Almost Heaven

Previously: Lyra and Alice, best friends and outdoors enthusiasts, are taking a road trip during the apocalypse. 

“Did you make this playlist bad on purpose?” Lyra grumbles from the passenger seat. 

Alice bops her head along to the “I’m Gonna Be (500 Miles),” tapping her thumbs on the steering wheel. “What about this is bad?” 

“Well, first of all, these are all old as hell.” 

Alice frowns. “They’re classics.” 

“And second of all, you totally picked obnoxious ones on purpose.” 

“Did not!” 

Lyra gestures at the speaker system, as if to say the loud Scottish crooning is an answer in itself. “Plus, how much Britney Spears could one playlist possibly need, Alice?” 

Gasping, Alice points a finger at her. “You take that back! Britney is a queen. Even when this civilization falls, Britney will remain. Britney is eternal.” 

“Now you’re just being dramatic.” 

“Well, excuse me for wanting to inject a little chaos and fun into this,” Alice says. 

Lyra turns to her, expecting to see her classic exaggerated pout. Instead, Alice has a more subtle expression, a crease in her brown and a downturn of her lips that convey a genuine hurt.  

Lyra immediately softens. “Look, I’m sorry, I—” 

“No, you’re right. I did pick bad ones on purpose,” Alice sighs. “I can change it.” 

As Alice reaches for the controls, Lyra grabs her wrist. “No, seriously, I don’t mind. I was just being a bitch. And it is kind of fun.” 

Alice smiles, nods and turns her attention back to the road, humming along to the music. Lyra shakes her head, exasperated yet fond, and joins her in belting along to the chorus. 

Lyra and Alice met their freshman year of college at a meeting for the outdoors club. Lyra wasn’t sure what to make of Alice, at first. She was far more outgoing than Lyra knew what to do with, having not yet gotten past her own adolescent social awkwardness. But, with Alice making persistent attempts at conversation during their first club trip, Lyra soon discovered just how much they had in common. 

There are some people, Lyra thinks, that are just meant to know each other. Everyone always talks about the idea of soulmates in a romantic sense, about finding that one person with whom you fall madly in love and marry, but she’s never understood why people don’t put the same standards on friendships.
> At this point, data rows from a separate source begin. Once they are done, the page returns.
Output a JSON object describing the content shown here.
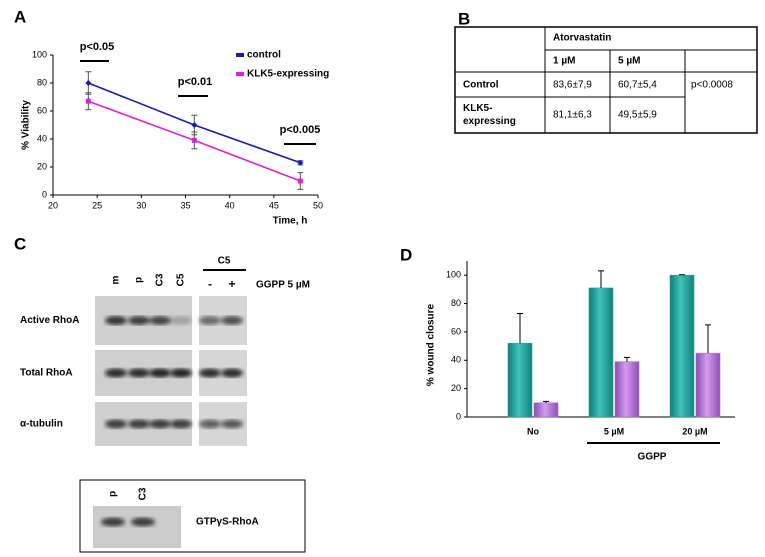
{
  "panel_labels": [
    "A",
    "B",
    "C",
    "D"
  ],
  "chart_data": [
    {
      "type": "line",
      "xlabel": "Time, h",
      "ylabel": "% Viability",
      "x": [
        24,
        36,
        48
      ],
      "series": [
        {
          "name": "control",
          "color": "#1a1ab8",
          "values": [
            80,
            50,
            23
          ],
          "errors": [
            8,
            7,
            1.5
          ]
        },
        {
          "name": "KLK5-expressing",
          "color": "#e020d8",
          "values": [
            67,
            39,
            10
          ],
          "errors": [
            6,
            6,
            6
          ]
        }
      ],
      "xlim": [
        20,
        50
      ],
      "xticks": [
        20,
        25,
        30,
        35,
        40,
        45,
        50
      ],
      "ylim": [
        0,
        100
      ],
      "yticks": [
        0,
        20,
        40,
        60,
        80,
        100
      ],
      "annotations": [
        "p<0.05",
        "p<0.01",
        "p<0.005"
      ],
      "legend": "upper right"
    },
    {
      "type": "bar",
      "ylabel": "% wound closure",
      "categories": [
        "No",
        "5 µM",
        "20 µM"
      ],
      "group_label": "GGPP",
      "series": [
        {
          "color": "#26a8a0",
          "values": [
            52,
            91,
            100
          ],
          "errors": [
            21,
            12,
            0.3
          ]
        },
        {
          "color": "#b070d8",
          "values": [
            10,
            39,
            45
          ],
          "errors": [
            1,
            3,
            20
          ]
        }
      ],
      "ylim": [
        0,
        110
      ],
      "yticks": [
        0,
        20,
        40,
        60,
        80,
        100
      ]
    }
  ],
  "table": {
    "group_header": "Atorvastatin",
    "columns": [
      "1 µM",
      "5 µM"
    ],
    "rows": [
      {
        "label": "Control",
        "cells": [
          "83,6±7,9",
          "60,7±5,4"
        ]
      },
      {
        "label": "KLK5-expressing",
        "cells": [
          "81,1±6,3",
          "49,5±5,9"
        ]
      }
    ],
    "p_value": "p<0.0008"
  },
  "blot": {
    "lanes": [
      "m",
      "p",
      "C3",
      "C5"
    ],
    "treated_clone": "C5",
    "treatment_lanes": [
      "-",
      "+"
    ],
    "treatment": "GGPP 5 µM",
    "rows": [
      "Active RhoA",
      "Total RhoA",
      "α-tubulin"
    ],
    "inset": {
      "lanes": [
        "p",
        "C3"
      ],
      "label": "GTPγS-RhoA"
    }
  }
}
Why does your partner have to be the most important person in your life? Why does the person you never get tired of, the person who understands you better than anyone in the world, have to be the same as the person you sleep with? 
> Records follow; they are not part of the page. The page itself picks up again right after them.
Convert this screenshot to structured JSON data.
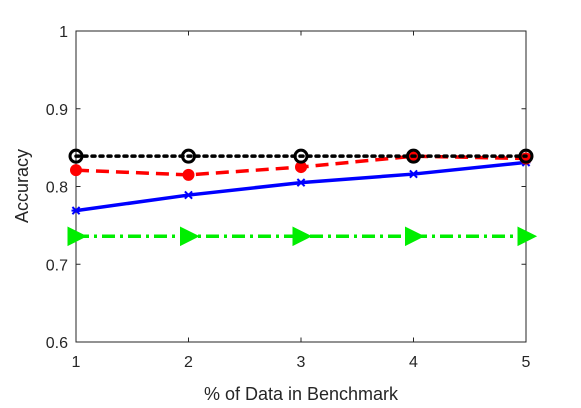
{
  "chart_data": {
    "type": "line",
    "title": "",
    "xlabel": "% of Data in Benchmark",
    "ylabel": "Accuracy",
    "xlim": [
      1,
      5
    ],
    "ylim": [
      0.6,
      1
    ],
    "xticks": [
      1,
      2,
      3,
      4,
      5
    ],
    "yticks": [
      0.6,
      0.7,
      0.8,
      0.9,
      1
    ],
    "xtick_labels": [
      "1",
      "2",
      "3",
      "4",
      "5"
    ],
    "ytick_labels": [
      "0.6",
      "0.7",
      "0.8",
      "0.9",
      "1"
    ],
    "grid": false,
    "legend": "none",
    "x": [
      1,
      2,
      3,
      4,
      5
    ],
    "series": [
      {
        "values": [
          0.769,
          0.789,
          0.805,
          0.816,
          0.831
        ],
        "color": "#0000ff",
        "line_style": "solid",
        "marker": "asterisk"
      },
      {
        "values": [
          0.821,
          0.815,
          0.825,
          0.839,
          0.836
        ],
        "color": "#ff0000",
        "line_style": "dashed",
        "marker": "filled-circle"
      },
      {
        "values": [
          0.839,
          0.839,
          0.839,
          0.839,
          0.839
        ],
        "color": "#000000",
        "line_style": "dotted",
        "marker": "open-circle"
      },
      {
        "values": [
          0.736,
          0.736,
          0.736,
          0.736,
          0.736
        ],
        "color": "#00ee00",
        "line_style": "dash-dot",
        "marker": "triangle-right"
      }
    ]
  }
}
Lyra didn’t know friends could be more than casual acquaintances, than people you associate with out of convenience, until she met Alice. And once they found each other, they became inseparable. They were roommates all throughout college, even making sure they got jobs in the same city after graduation so they could keep living together. Her mother accused them of codependency, but Lyra didn’t think that was it. It was not that she couldn’t live without Alice, she argued, she just didn’t want to. 
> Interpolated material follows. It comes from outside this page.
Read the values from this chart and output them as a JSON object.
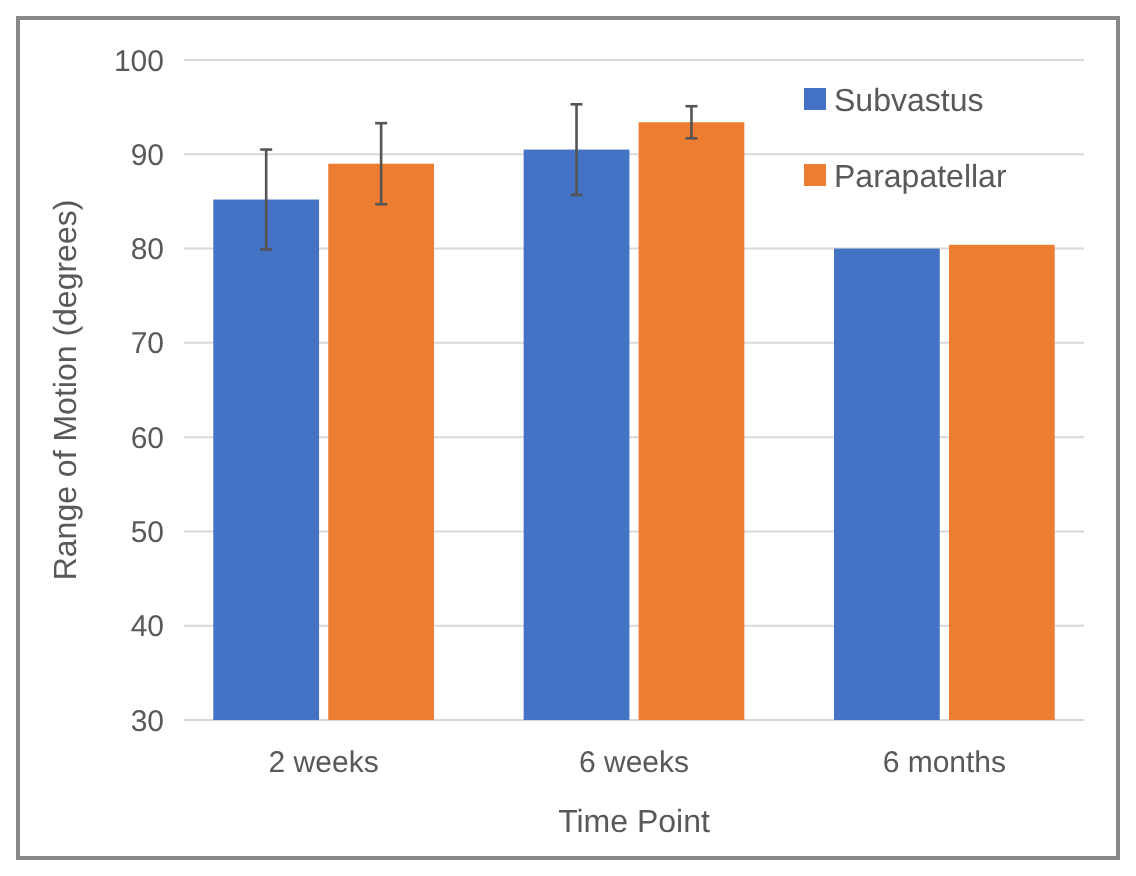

And so, they stayed that way — the two of them, always together — even as the world began unraveling around them, even as the tides rose and the atmosphere burned away and the clock ticked down towards midnight. Where else would they go? 

“We can’t go much farther towards the coast in California,” Alice says as they drive up the winding mountain road. “It’s too unstable. Satellite’s showing another chunk that just fell into the ocean.” 

“That’s okay,” Lyra assures her. “Would’ve been nice to drop by San Francisco one last time, but this is all I really wanted to see, anyway.” 

“Not that there’s much to see,” Alice counters. 

She’s right. Lyra remembers how Sequoia National Park used to look from the last time they made it out here, every tree lush and green and towering around them, even aside from the giants. The greenery that surrounds them now is nothing more than shrubbery in comparison, growing in a field of ash, interspersed with blackened spikes reaching towards the sky.  

As they exit the transport in the parking lot, Lyra looks around with a sort of horrible awe. It was one thing to see the pictures after the fires, another thing entirely to stand among the burnt-out husks herself. It’s … desolate. Like trespassing in a graveyard.  

Alice must feel it, too, because she’s silent as they make their way down the path. It isn’t until they reach a particularly large fallen log that she speaks up. “I think that’s General Sherman. God, do you remember looking up at that? Even down here, it’s … Wow.” 

Even on its side, it’s still nearly seven times Lyra’s height. She reaches a hand out to touch it and her fingertips come away dusted with charcoal. She feels a prickling behind her eyes and the strange urge to apologize. To what, the tree? And what for? Is she sorry for a spark she didn’t even light? A drought she didn’t even cause? 

“We should go,” she says, instead, and Alice doesn’t argue. Still, she can’t chase away that guilt, acrid in the back of her throat, even as they leave the forest behind.